| layout | default |
|---|---|
| title | Scraping JSON Responses |
| parent | How-To Guides |
| grand_parent | Ruby Gem |
| nav_order | 6 |
When a website returns a JSON response (i.e., with a Content-Type of application/json), html2rss converts the JSON to XML, allowing you to use CSS selectors for data extraction.
Note
The JSON response must be an Array or a Hash for the conversion to work.
A JSON object like this:
{
"data": [{ "title": "Headline", "url": "https://example.com" }]

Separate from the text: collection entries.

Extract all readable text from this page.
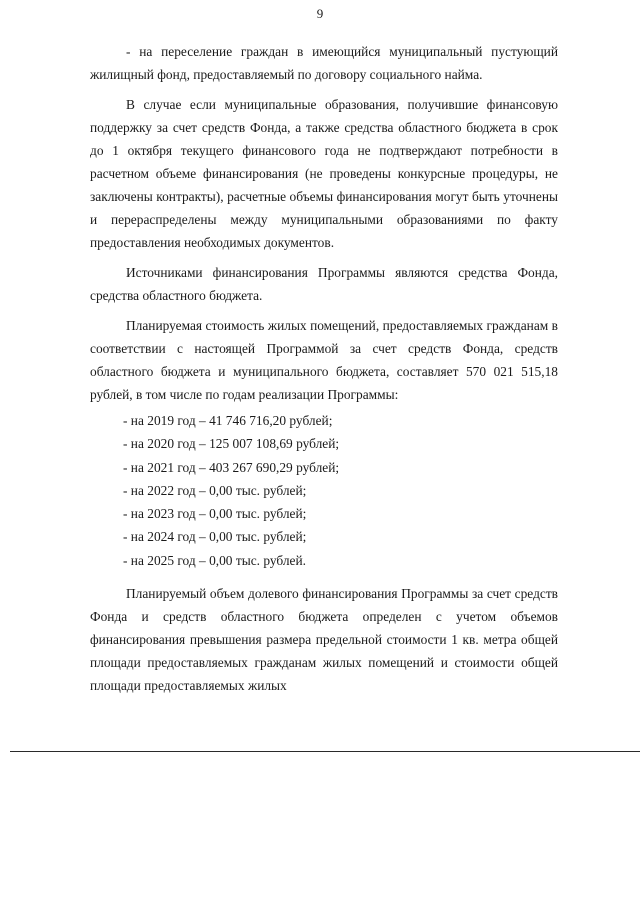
9

- на переселение граждан в имеющийся муниципальный пустующий жилищный фонд, предоставляемый по договору социального найма.

В случае если муниципальные образования, получившие финансовую поддержку за счет средств Фонда, а также средства областного бюджета в срок до 1 октября текущего финансового года не подтверждают потребности в расчетном объеме финансирования (не проведены конкурсные процедуры, не заключены контракты), расчетные объемы финансирования могут быть уточнены и перераспределены между муниципальными образованиями по факту предоставления необходимых документов.

Источниками финансирования Программы являются средства Фонда, средства областного бюджета.

Планируемая стоимость жилых помещений, предоставляемых гражданам в соответствии с настоящей Программой за счет средств Фонда, средств областного бюджета и муниципального бюджета, составляет 570 021 515,18 рублей, в том числе по годам реализации Программы:

- на 2019 год – 41 746 716,20 рублей;
- на 2020 год – 125 007 108,69 рублей;
- на 2021 год – 403 267 690,29 рублей;
- на 2022 год – 0,00 тыс. рублей;
- на 2023 год – 0,00 тыс. рублей;
- на 2024 год – 0,00 тыс. рублей;
- на 2025 год – 0,00 тыс. рублей.

Планируемый объем долевого финансирования Программы за счет средств Фонда и средств областного бюджета определен с учетом объемов финансирования превышения размера предельной стоимости 1 кв. метра общей площади предоставляемых гражданам жилых помещений и стоимости общей площади предоставляемых жилых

}is converted to this XML structure:
<object>
<data>
<array>
<object>
<title>Headline</title>
<url>https://example.com</url>
</object>
</array>
</data>
</object>You would use array > object as your items selector.
A JSON array like this:
[{ "title": "Headline", "url": "https://example.com" }]is converted to this XML structure:
<array>
<object>
<title>Headline</title>
<url>https://example.com</url>
</object>
</array>You would use array > object as your items selector.
Html2rss.feed(
headers: {
Accept: 'application/json'
},
channel: {
url: 'http://domainname.tld/whatever.json'
},
selectors: {
title: { selector: 'foo' }
}
)headers:
Accept: application/json
channel:
url: "http://domainname.tld/whatever.json"
selectors:
items:
selector: "array > object"
title:
selector: "foo"